Enough Said About Lorin Elizabeth?
Interview by Suzie Harris
“Spoken word poetry is the art of performance poetry. I tell people it involves creating poetry that doesn’t just want to sit on paper, that something about it demands to be heard out loud or witnessed in person.”
(Sarah Kay 2011, TEDTalk)
There is something quite extraordinary about sitting in the audience for the first time at a spoken word poetry event. Something special occurs when these poets, these artists, take away your breath but make you click your fingers in praise. The rhythmic buzz of words and syncopated punch-lines demand your attention to everything from the story of boy meets girl to the Australian National Anthem. Lorin Elizabeth, 26, is a spoken word poet whose pieces deal with themes such as these – her poetry is poignant, honest and offers a unique glimpse into the world of spoken word poetry. She is the co-founder and co-host of the Enough Said Poetry Slam, which is celebrating its fourth anniversary 21 July at Jane’s Café in Wollongong. Lorin was a featured poet in – and is currently MC for – the SCWC’s very own Say It Sing It events. Taking a break from her busy schedule, Lorin was kind enough to sit down for an interview with us.
Q. What inspired you to create such an awesome local event and what do you think events like these do for the local creative writing community?
Luka Lesson, Joel McKerrow and Alia Gabres did a poetry show and workshop in Wollongong in 2012 and my uni pal Sherry Landow invited me to check it out. It opened my mind to the power and beauty of spoken word poetry and I was totally hooked... But it was a one-time thing; they moved on to the next city and we were left wanting more.

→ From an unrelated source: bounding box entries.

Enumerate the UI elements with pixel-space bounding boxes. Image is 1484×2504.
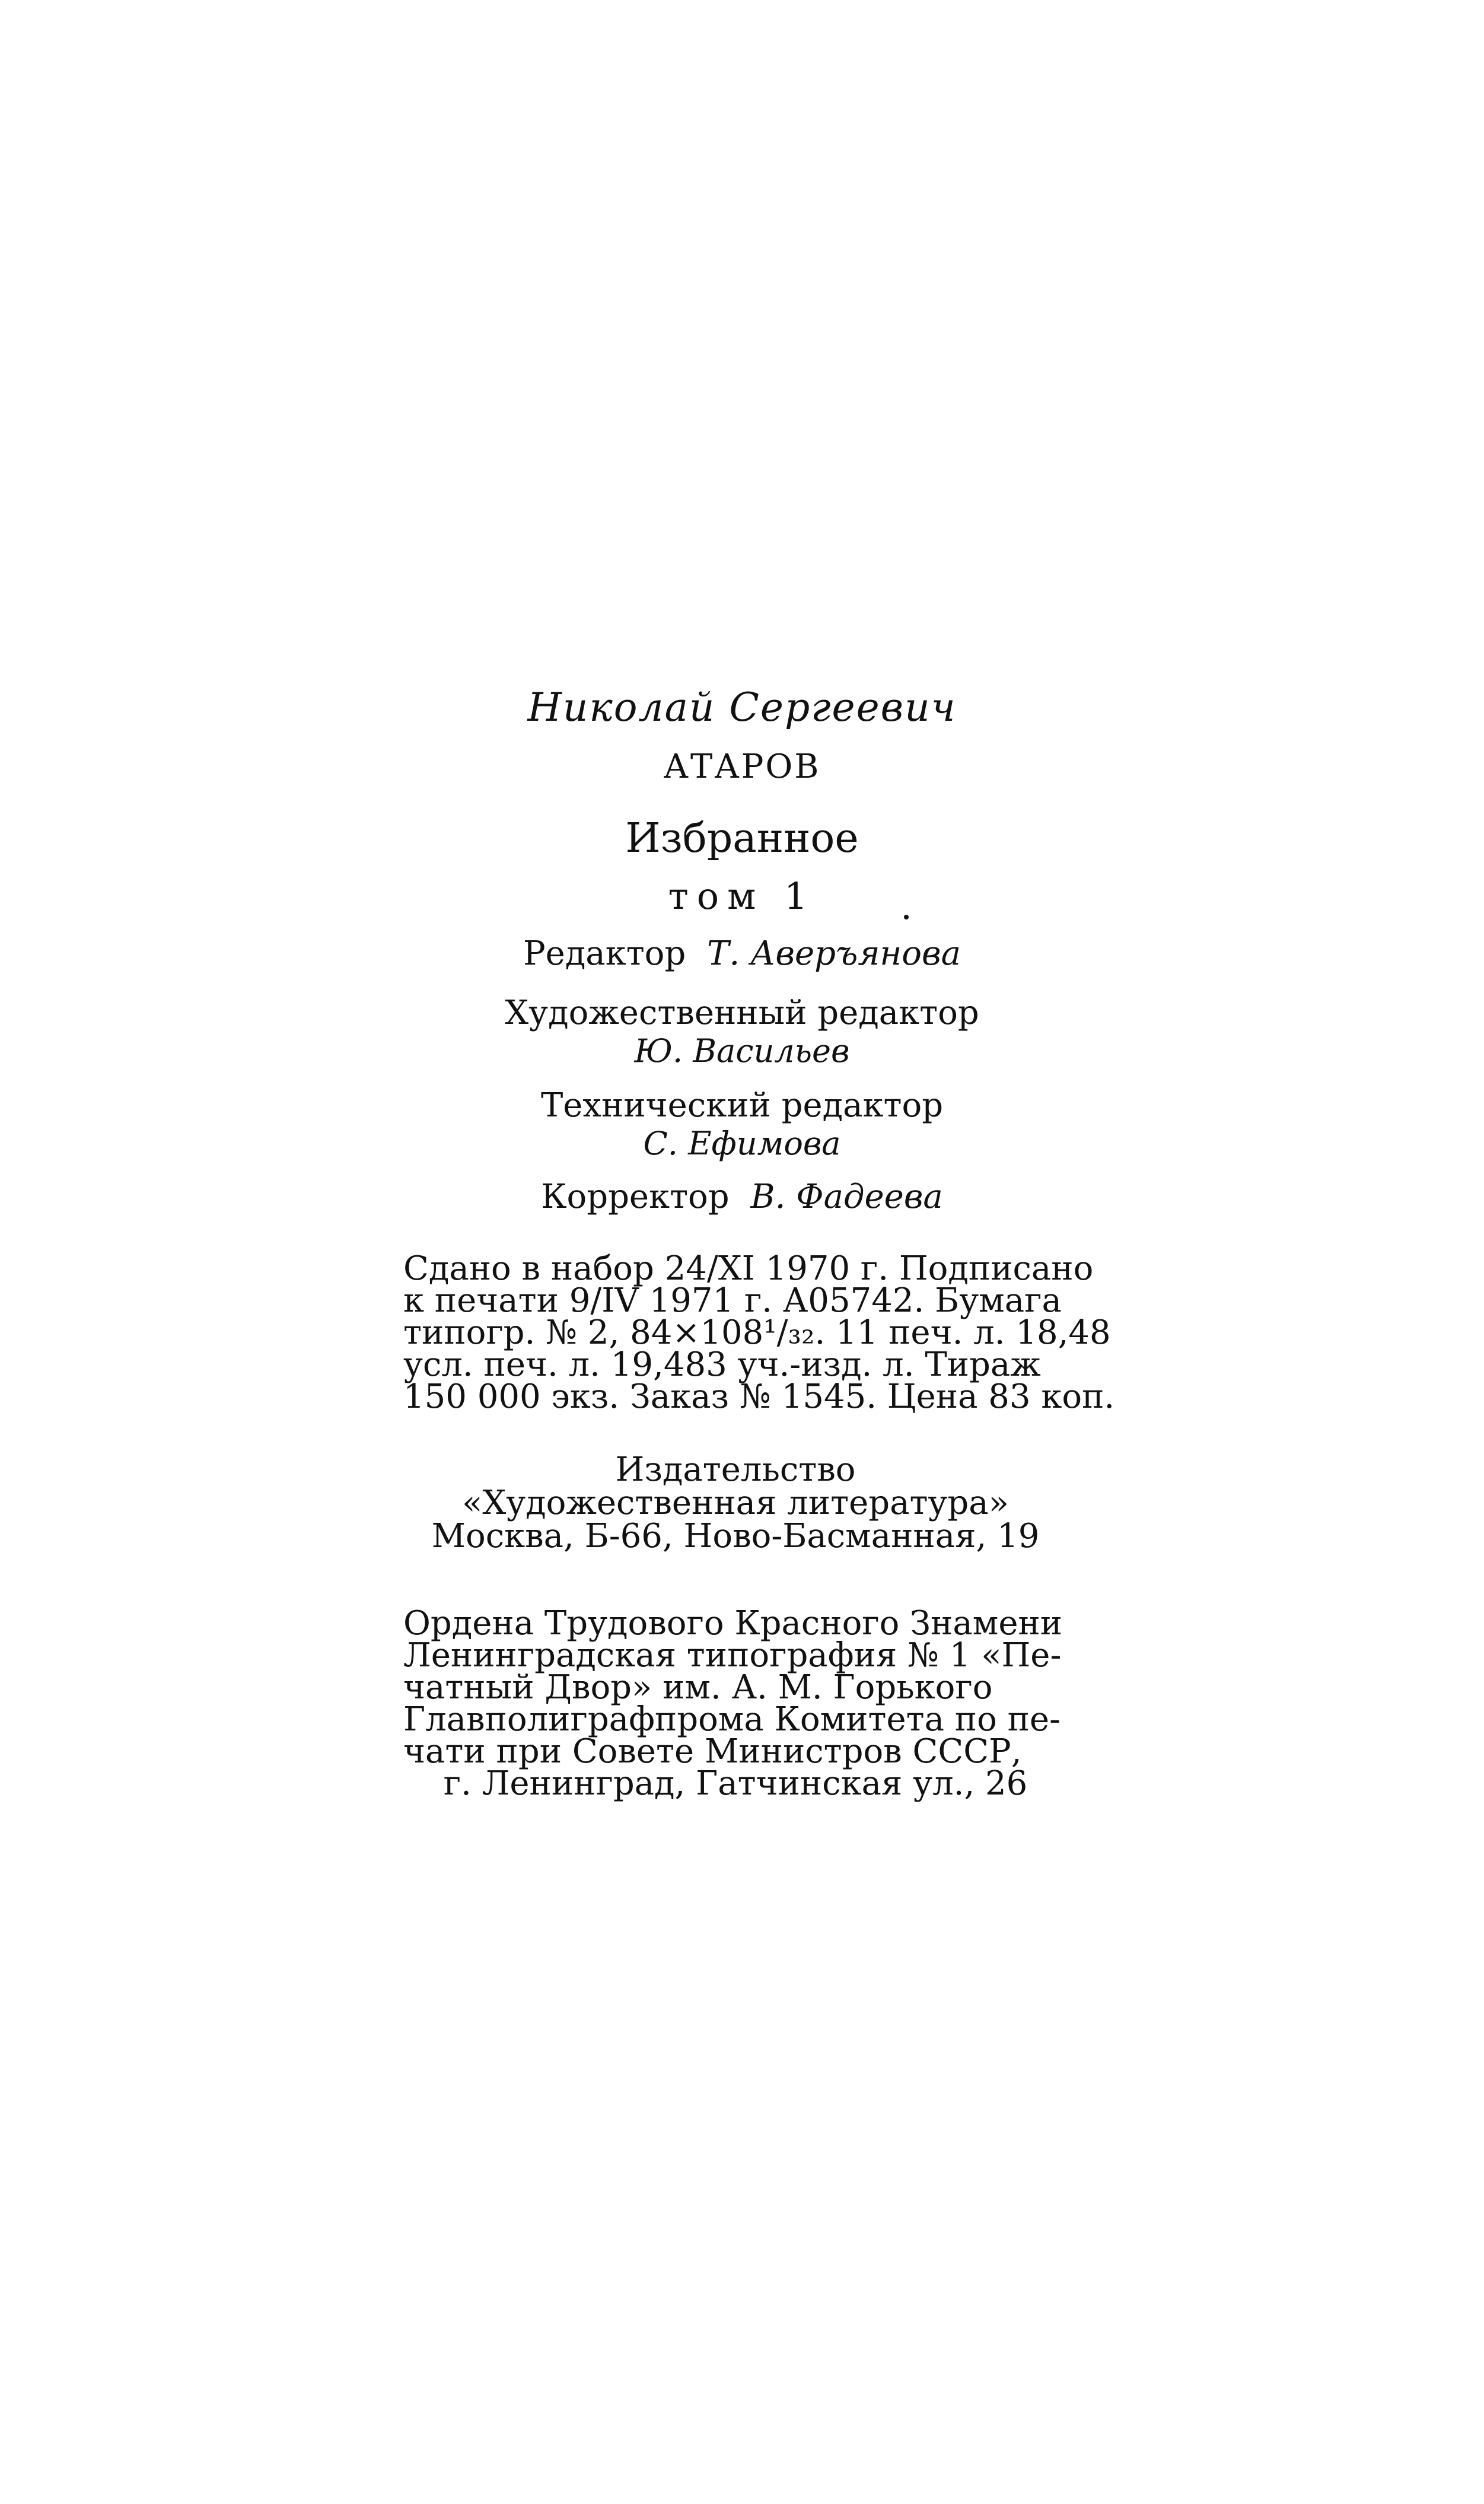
proofreader-line <box>0 1178 1484 1216</box>
print-info-line: Сдано в набор 24/XI 1970 г. Подписано <box>403 1249 1094 1288</box>
editor-label: Редактор <box>523 934 686 973</box>
printer-line: Ленинградская типография № 1 «Пе- <box>403 1636 1062 1675</box>
tech-editor-name: С. Ефимова <box>643 1125 841 1162</box>
printer-line: Ордена Трудового Красного Знамени <box>403 1604 1063 1643</box>
print-speck <box>904 915 909 919</box>
proofreader-label: Корректор <box>541 1178 730 1216</box>
printer-line: г. Ленинград, Гатчинская ул., 26 <box>443 1764 1028 1803</box>
author-names: Николай Сергеевич <box>527 685 957 730</box>
print-info-line: типогр. № 2, 84×108¹/₃₂. 11 печ. л. 18,48 <box>403 1313 1111 1352</box>
print-info-line: 150 000 экз. Заказ № 1545. Цена 83 коп. <box>403 1377 1115 1416</box>
art-editor-label: Художественный редактор <box>505 994 979 1032</box>
print-info-block <box>403 1249 1115 1416</box>
publisher-line: «Художественная литература» <box>462 1484 1009 1522</box>
print-info-line: усл. печ. л. 19,483 уч.-изд. л. Тираж <box>403 1345 1041 1384</box>
printer-line: чатный Двор» им. А. М. Горького <box>403 1668 993 1707</box>
author-surname: АТАРОВ <box>663 747 821 786</box>
volume-number: том 1 <box>668 874 816 918</box>
printer-line: чати при Совете Министров СССР, <box>403 1732 1022 1771</box>
art-editor-name: Ю. Васильев <box>634 1032 850 1070</box>
publisher-line: Москва, Б-66, Ново-Басманная, 19 <box>431 1517 1040 1555</box>
editor-name: Т. Аверъянова <box>707 934 961 973</box>
proofreader-name: В. Фадеева <box>750 1178 943 1216</box>
publisher-block <box>403 1450 1068 1555</box>
printer-line: Главполиграфпрома Комитета по пе- <box>403 1700 1061 1739</box>
book-title: Избранное <box>625 815 859 862</box>
print-info-line: к печати 9/IV 1971 г. А05742. Бумага <box>403 1281 1062 1320</box>
tech-editor-label: Технический редактор <box>540 1086 944 1125</box>
editor-line <box>0 934 1484 973</box>
publisher-line: Издательство <box>615 1450 856 1489</box>
printer-block <box>403 1604 1068 1803</box>
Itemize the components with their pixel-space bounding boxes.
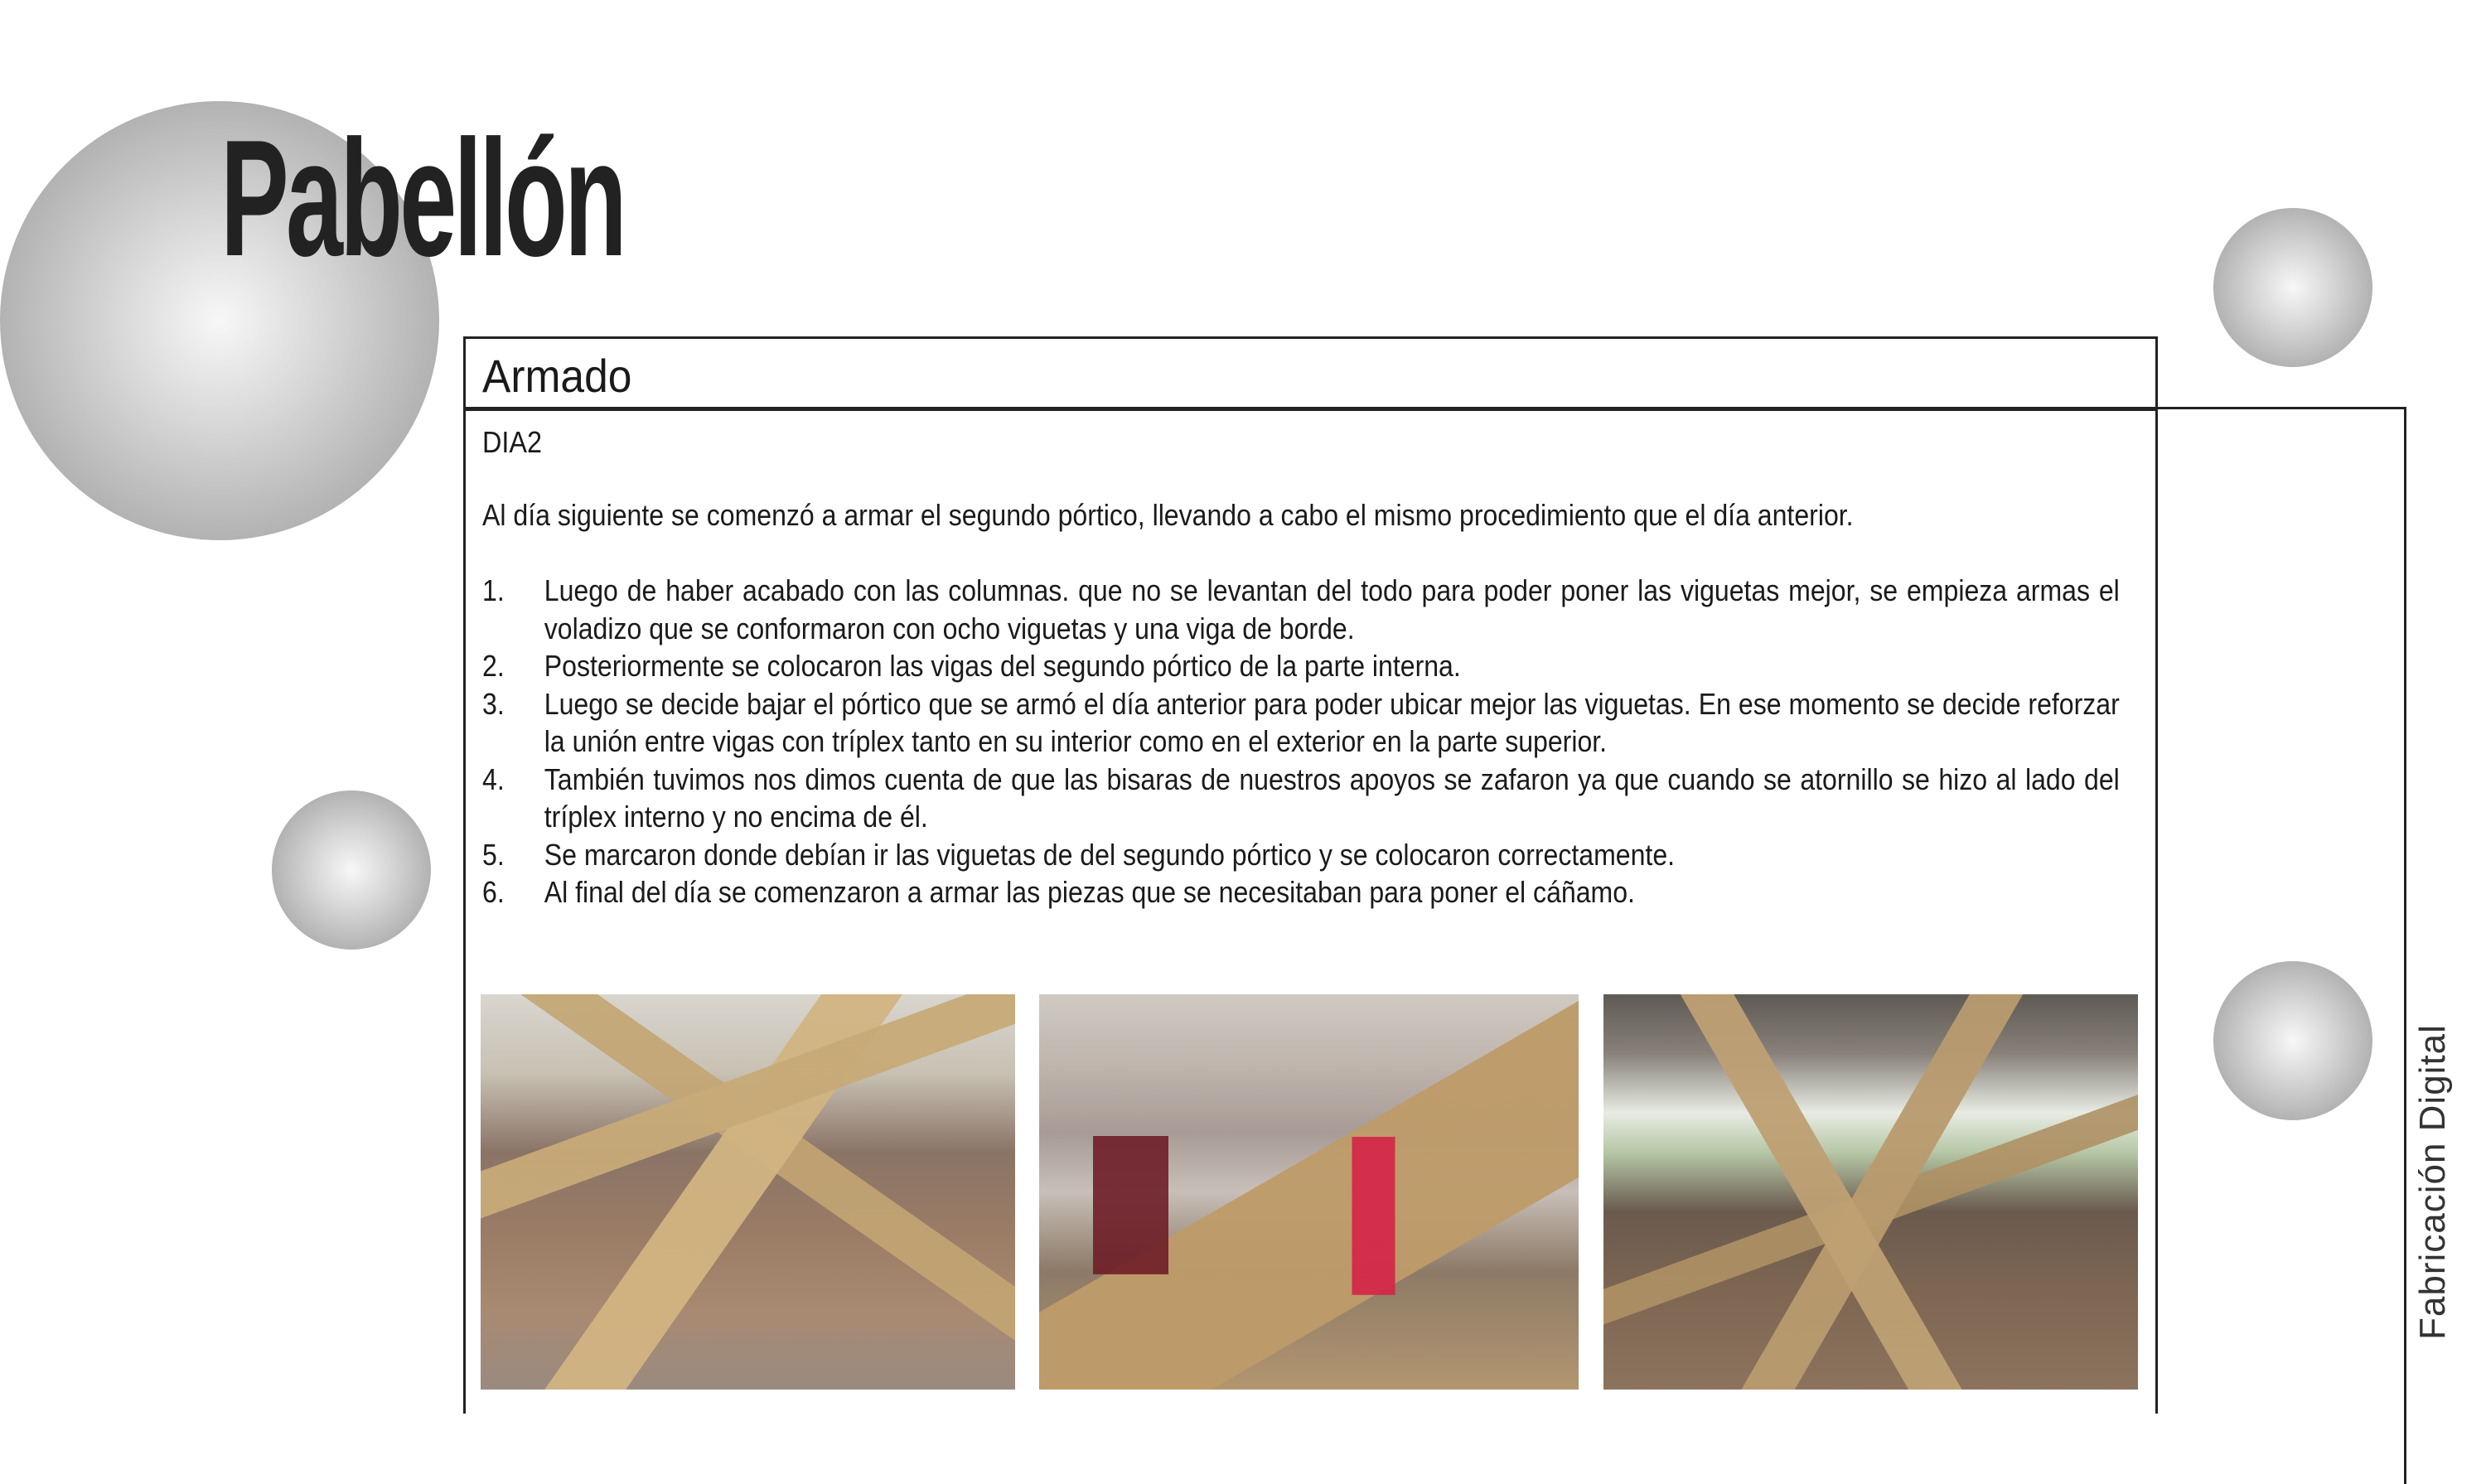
list-text: Al final del día se comenzaron a armar las piezas que se necesitaban para poner el cáñamo. xyxy=(544,875,1635,909)
list-item xyxy=(482,836,2120,874)
list-number: 6. xyxy=(482,875,505,909)
list-text: Se marcaron donde debían ir las viguetas de del segundo pórtico y se colocaron correctamente. xyxy=(544,837,1676,872)
day-label: DIA2 xyxy=(482,425,543,459)
list-text: Posteriormente se colocaron las vigas del segundo pórtico de la parte interna. xyxy=(544,649,1461,683)
section-title: Armado xyxy=(482,350,632,402)
list-item xyxy=(482,572,2120,647)
list-number: 3. xyxy=(482,686,505,721)
photo-porticos-standing xyxy=(1603,994,2138,1390)
list-number: 2. xyxy=(482,649,505,683)
steps-list xyxy=(482,572,2120,911)
list-number: 5. xyxy=(482,837,505,872)
page-title: Pabellón xyxy=(220,106,625,291)
list-text: También tuvimos nos dimos cuenta de que las bisaras de nuestros apoyos se zafaron ya que cuando se atornillo se hizo al lado del tríplex interno y no encima de él. xyxy=(544,761,2120,834)
list-item xyxy=(482,685,2120,761)
photo-students-staircase xyxy=(1039,994,1579,1390)
side-label: Fabricación Digital xyxy=(2412,1024,2453,1340)
list-number: 1. xyxy=(482,573,505,607)
section-header xyxy=(466,339,2155,411)
list-number: 4. xyxy=(482,761,505,796)
decorative-sphere-left xyxy=(272,790,431,950)
list-item xyxy=(482,873,2120,911)
photo-assembly-beams xyxy=(481,994,1015,1390)
intro-paragraph: Al día siguiente se comenzó a armar el segundo pórtico, llevando a cabo el mismo procedimiento que el día anterior. xyxy=(482,498,1854,532)
list-text: Luego de haber acabado con las columnas. que no se levantan del todo para poder poner las viguetas mejor, se empieza armas el voladizo que se conformaron con ocho viguetas y una viga de borde. xyxy=(544,573,2120,645)
list-item xyxy=(482,647,2120,685)
list-text: Luego se decide bajar el pórtico que se armó el día anterior para poder ubicar mejor las viguetas. En ese momento se decide reforzar la unión entre vigas con tríplex tanto en su interior como en el exterior en la parte superior. xyxy=(544,686,2120,758)
list-item xyxy=(482,761,2120,836)
decorative-sphere-top-right xyxy=(2213,208,2372,367)
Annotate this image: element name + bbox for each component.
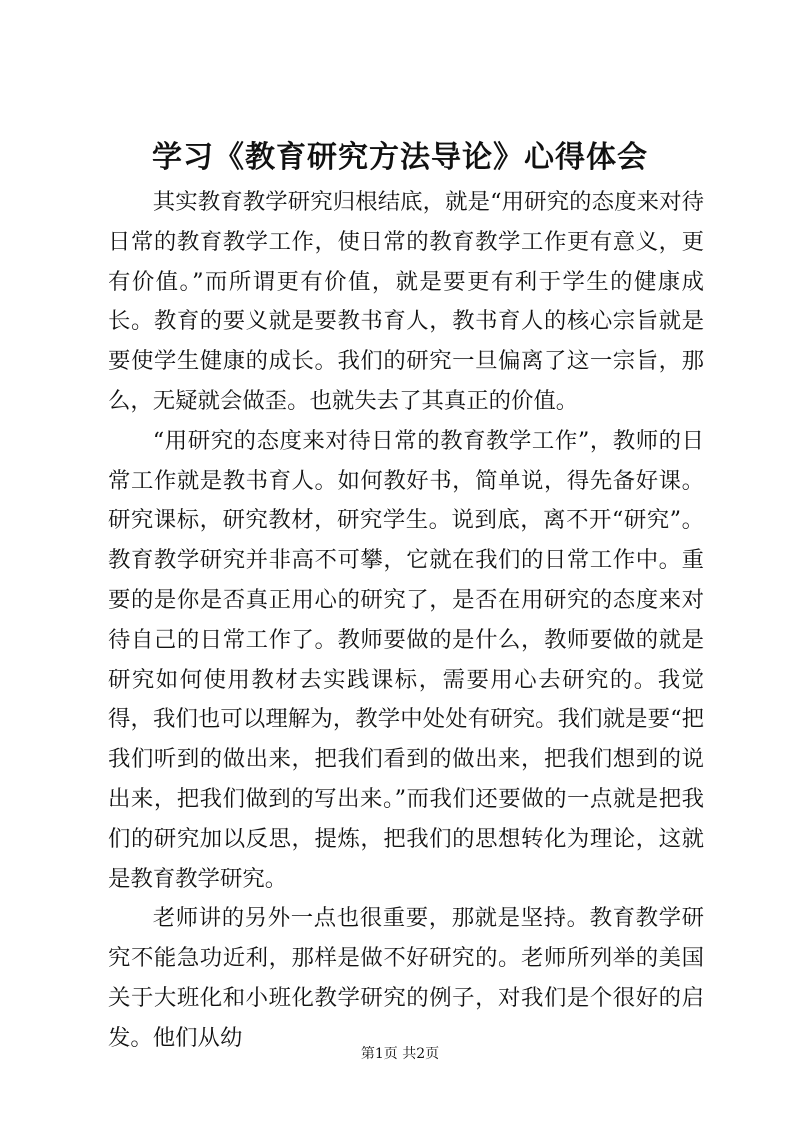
document-body — [108, 183, 704, 1059]
paragraph-3: 老师讲的另外一点也很重要，那就是坚持。教育教学研究不能急功近利，那样是做不好研究的。老师所列举的美国关于大班化和小班化教学研究的例子，对我们是个很好的启发。他们从幼 — [108, 905, 704, 1051]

So a fellow attendee (Slam Mama) Laura E Goodin started a monthly event at Yours and Owls (now Rad) so that we could share poems all the time. Sherry and I took over after the first few events and I've been on board ever since. So basically it was a selfish motivation (haha). We just wanted more poetry!
I think Enough Said offers a space for writers to gain confidence as performers and public speakers; it offers them a real live and engaged community to discuss with, get feedback from and hang out with. In a very practical way, we offer writing and performance workshops and paid feature spots for emerging performing poets.
I think it's really important to look beyond the creative writing community too. Enough Said offers people who are into songwriting or theatre or bricklaying an accessible way to access poetry, and some really beautiful collaborations and poets have emerged from that accessibility.
Q. You’re originally from the Wollongong area, but have also travelled to places like the United States. How has hailing from a local community as well the experiences of travelling impacted your poetry?
I grew up in Thirroul and I think living in a small, safe and artistic coastal town and being able to travel to big and inspiring places is the greatest gift life has offered so far. I'm so super lucky. I've had so many new experiences. I've met so many people and experienced a bunch of different communities and cultures. My poetry is a mash-up of hip-hop's rhyme and rhythm that I discovered traipsing the USA and the gentle everyday imagery and imagination nurtured by Thirroul and the lifestyle I grew up in.
The first time I experienced spoken word was when my uni professor in the USA paid for us to see Louder Than A Bomb, a film about poetry slam in high schools in Chicago. It's amazingly empowering. I think I started writing my first poems after that but never properly considered getting involved in the community as a writer or organiser until I got home six months later and realised that yes, spoken word was a thing here in Australia too!
Last year I lived in NYC and after returning home to Thirroul this year, I have this intense pride about being from the South Coast and a re-ignited passion to create creative communities and opportunities for writers here with heaps of experience from travelling to back me up!
I also totally have a bunch of travel poems in the works, haha.
Q. You recently celebrated a birthday and have accomplished a lot as a young poet. What advice would you give to young or aspiring poets who perhaps may not know where to start in the world of spoken word poetry?
Just come to a poetry slam!! The world of poetry is kind of isolating. Especially if you're writing and submitting for publication online (and probably getting rejected because that's just what happens) over and over again from inside of your bedroom. Enough Said is a place to let off steam and have fun as well as meeting really important people in the community and being inspired by other people's words.
Our current Enough Said team is made up of me and two younger poets who turned up one slam, and kept turning up and now they run the joint! Shout out to Kate Pimblett and Bella Luna.
And if you're really not into spoken word, find a regular open mic to try your words out, create a workshopping group that meets for coffee every month, start a poetry book club, hang out at the South Coast Writers Centre. I think the more you get out and talk to people about what you're doing, the more opportunities (and enjoyment) you'll find.
Oh and subscribe to Button Poetry on YouTube.
Q. What can be seen in the horizon of Lorin Elizabeth? What's next for you?
This Saturday I'm programming our awesome feature poet Desireé Dallagiacomo's Sydney show at a secret location in The Rocks! And then we're off to Alice Springs for the Red Dirt Poetry Festival at the end of July! I'll be leading workshops and performing all weekend.
I'm also performing at and running some cool events with Enough Said for the Wollongong Writers Festival in November so keep an eye out for that!